A Journey Through the Psalms of Ascents: Intro and Psalm 120
Psalms 120-134 are known as the Psalms of Ascents. They were sung by pilgrims as they were making their way to Jerusalem from whichever direction they came from. Since Jerusalem was set on a high elevation, these pilgrims ascended to their place of worship.
Of course, as with the rest of the Psalms (there are 150 of them combined), there is a mix of themes going on. In other words, within the Psalms of Ascents, there are Psalms of lament, psalms of thanksgiving, psalms of wisdom, psalms of celebration, psalms of confidence in the character and promises of God, and there are psalms of royalty.
What I find most interesting about the Psalms of Ascents is it’s parallel to the everyday Christian life. Psalm 120 is all about repentance, which is symbolic of the very first step to becoming a born-again believer. Psalm 134 is all about ‘arriving’ to Jerusalem, which is symbolic of the believer arriving to heaven after a lifetime of being molded into the imitation of Jesus. And then Psalm 121 through 133 is addresses all kinds of life experiences that every pilgrim experienced which is directly symbolic of the experiences that born-again believers will experience. This may be times of doubt, times of joy, times of confidence, times of lament, times of suffering, and so forth.
The Psalms of Ascents illustrates what the life of a Christian looks like.
Here, we’ll spend a few minutes on Psalm 120.
What jumps out at me is the very beginning of this Psalm which says, “In my distress I called to the Lord, and he answered me. Deliver me, O Lord, from lying lips, from a deceitful tongue.”
So, what’s happening here. What’s happening is that the person is in trouble, is distressed. The culture in which this person lives in is a culture of lies. They are lies that are antithetical to the gospel; to the truths of God. At first, these lies may seem attractive, but then they betray you. They make promises to and about you that don’t deliver.
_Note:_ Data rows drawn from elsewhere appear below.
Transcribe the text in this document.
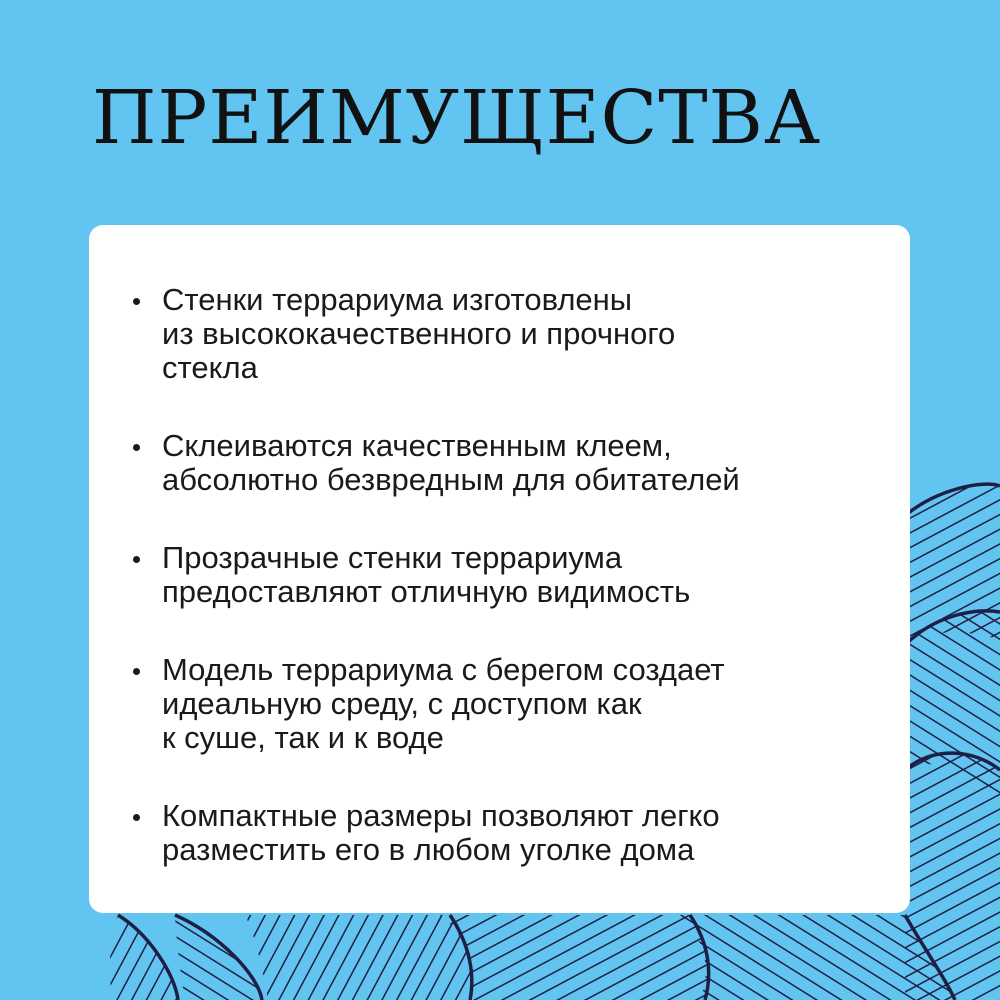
ПРЕИМУЩЕСТВА
Стенки террариума изготовлены
из высококачественного и прочного
стекла
Склеиваются качественным клеем,
абсолютно безвредным для обитателей
Прозрачные стенки террариума
предоставляют отличную видимость
Модель террариума с берегом создает
идеальную среду, с доступом как
к суше, так и к воде
Компактные размеры позволяют легко
разместить его в любом уголке дома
Perhaps culture says that there is no God. Perhaps it says that you can handle the messes of life without God. Perhaps it says that you are a good-for-nothing individual because of something you did years ago. Perhaps it says that you are good enough and there is no need for God. Perhaps it says that you are too bad for God to be able to do anything for you or want to do anything for you.
Some of these lies we’ve bought into and they’ve made us feel empty inside. Psalm 120 is all about turning away from those lies and running to the truths of God. It’s really about repentance. Repentance is a turning away from the lies that are said about us and the lies we create to make us look good and the lies we accepted.
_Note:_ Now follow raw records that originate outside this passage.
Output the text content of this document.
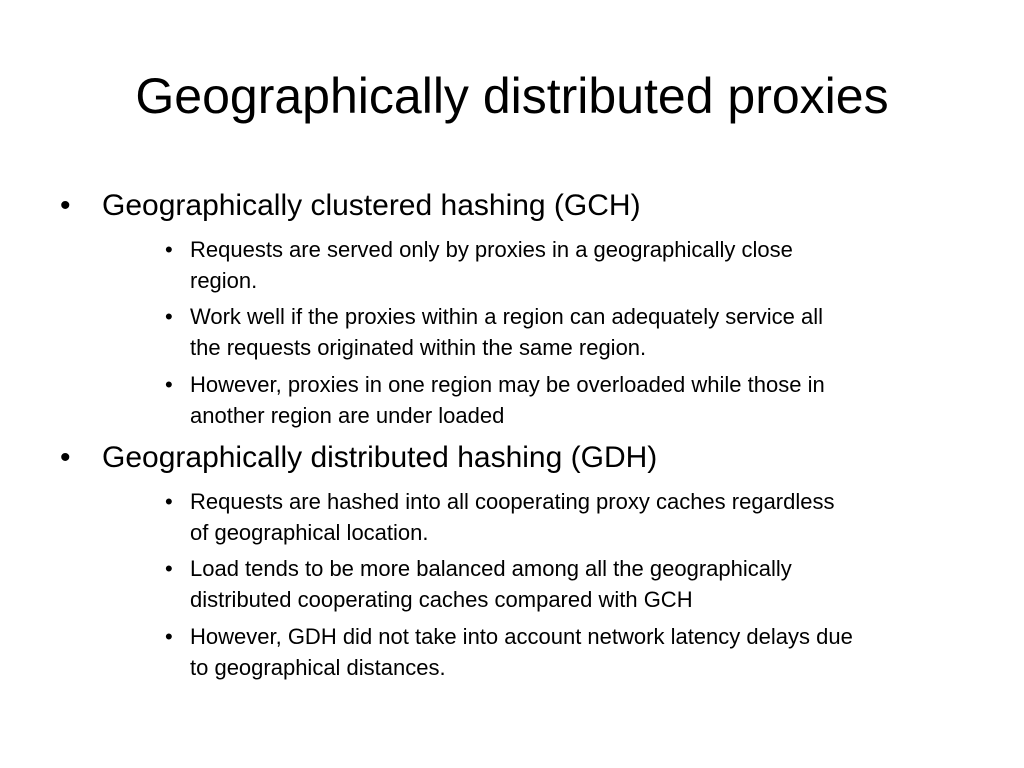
Geographically distributed proxies
• Geographically clustered hashing (GCH)
• Requests are served only by proxies in a geographically close
region.
• Work well if the proxies within a region can adequately service all
the requests originated within the same region.
• However, proxies in one region may be overloaded while those in
another region are under loaded
• Geographically distributed hashing (GDH)
• Requests are hashed into all cooperating proxy caches regardless
of geographical location.
• Load tends to be more balanced among all the geographically
distributed cooperating caches compared with GCH
• However, GDH did not take into account network latency delays due
to geographical distances.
Repentance is running the opposite direction of trying to do life all on our own; of believing that there is enough goodness in us to be alright. Repentance is refusing to be your own god and turning to the true God to be your Savior and Messiah.
But culture doesn’t want this for you. It wants you to be your own god; to pursue your own pleasures and individual freedom. If we accept this, we will never find peace for peace can only come from being made right with God and that can only happen once we are forgiven. Forgiveness comes when we repent.
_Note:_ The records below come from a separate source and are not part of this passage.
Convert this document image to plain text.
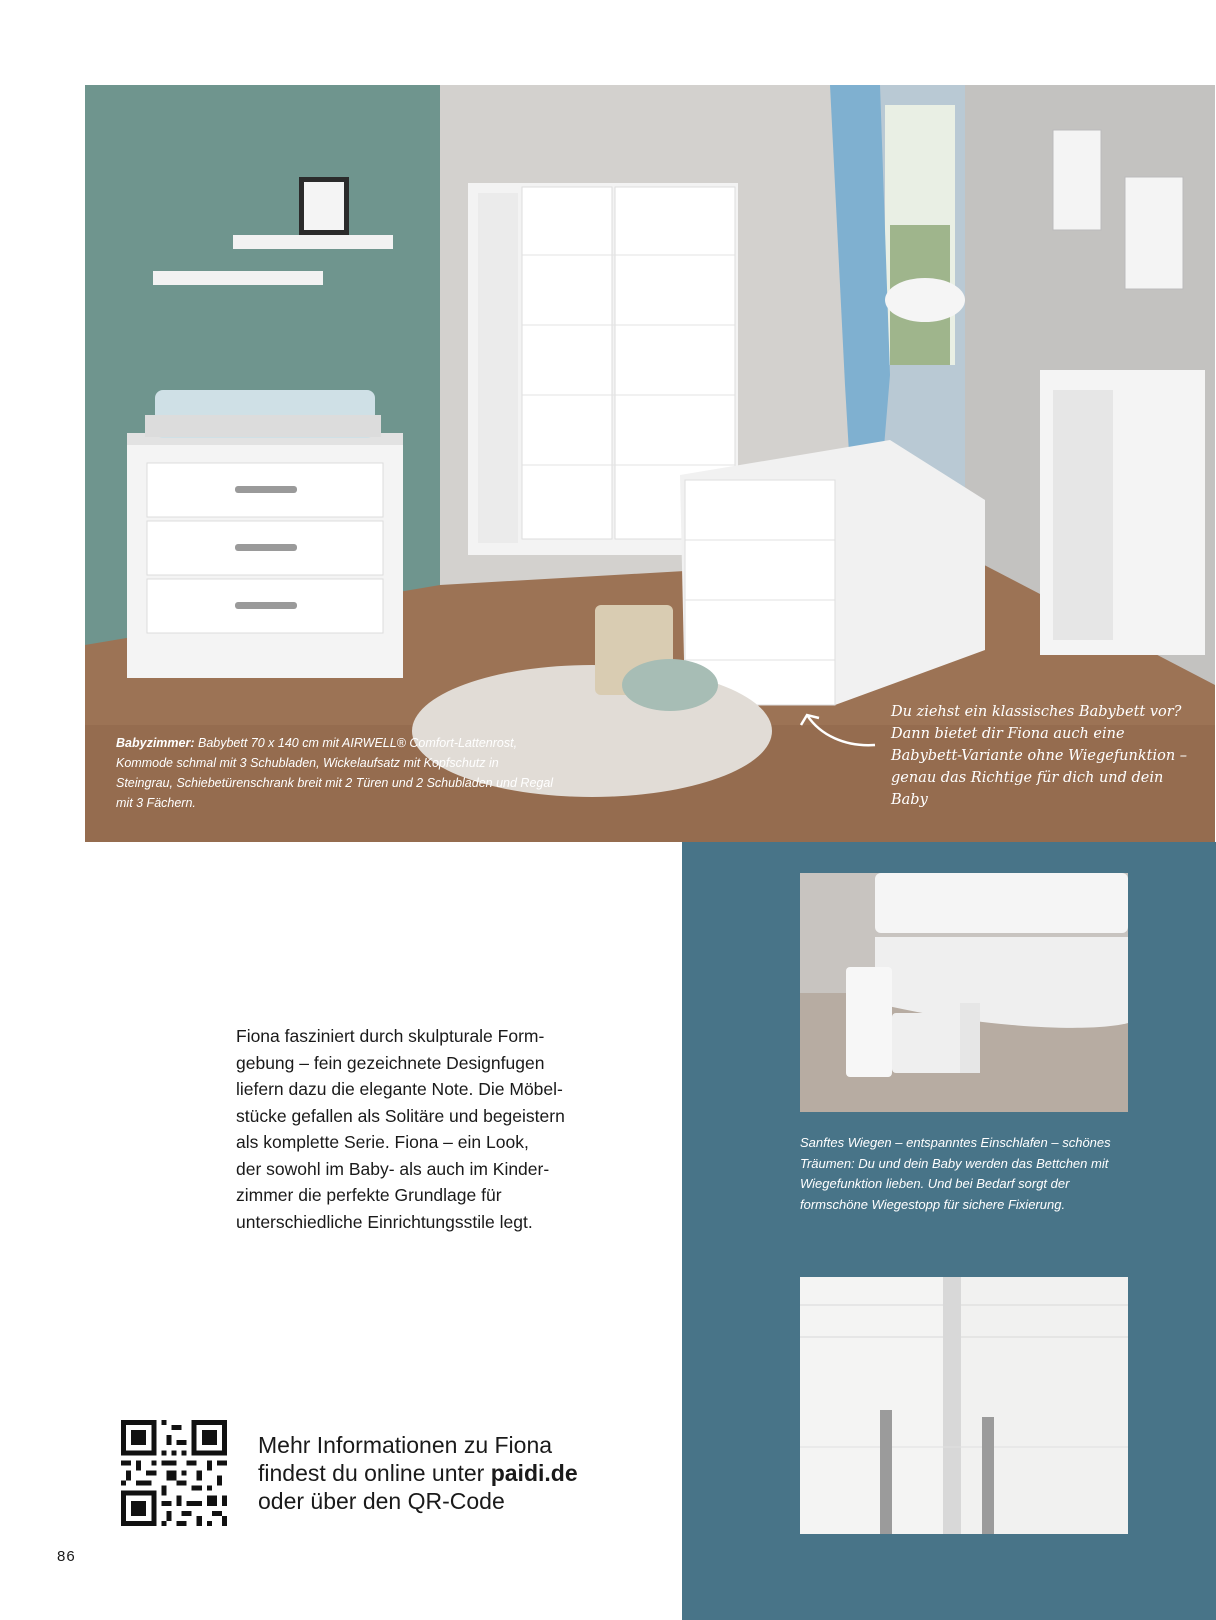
Babyzimmer: Babybett 70 x 140 cm mit AIRWELL® Comfort-Lattenrost, Kommode schmal mit 3 Schubladen, Wickelaufsatz mit Kopfschutz in Steingrau, Schiebetürenschrank breit mit 2 Türen und 2 Schubladen und Regal mit 3 Fächern.
Du ziehst ein klassisches Babybett vor? Dann bietet dir Fiona auch eine Babybett-Variante ohne Wiegefunktion – genau das Richtige für dich und dein Baby
Sanftes Wiegen – entspanntes Einschlafen – schönes Träumen: Du und dein Baby werden das Bettchen mit Wiegefunktion lieben. Und bei Bedarf sorgt der formschöne Wiegestopp für sichere Fixierung.
Fiona fasziniert durch skulpturale Form-
gebung – fein gezeichnete Designfugen
liefern dazu die elegante Note. Die Möbel-
stücke gefallen als Solitäre und begeistern
als komplette Serie. Fiona – ein Look,
der sowohl im Baby- als auch im Kinder-
zimmer die perfekte Grundlage für
unterschiedliche Einrichtungsstile legt.
Mehr Informationen zu Fiona
findest du online unter paidi.de
oder über den QR-Code
86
Until we repent, life will be empty. It will be miserable. It will be a fleeting after that which is void. It’s futile.
So, this Psalm is about deliverance from the chains of culture’s lies. We can’t break those chains. Only God can. He is willing.
But, let’s understand something though. Being delivered from the lies of culture does not mean escaping culture. It means running to God who will, in turn, give you the strength, wisdom, and power to live as light in the midst of culture. We must never embrace or escape culture. We must always embrace it and we can’t do this when we’re not delivered; when we’ve not repented.
The million dollar question for you today is, “Have you repented?” or have you just been going through the motions with no regard to who truly has your heart? Have you just been a religious being or have you truly been born again? Until you’ve repented we cannot go on this journey of ascents. Until we come to terms with Psalm 120, we cannot go on to Psalm 121.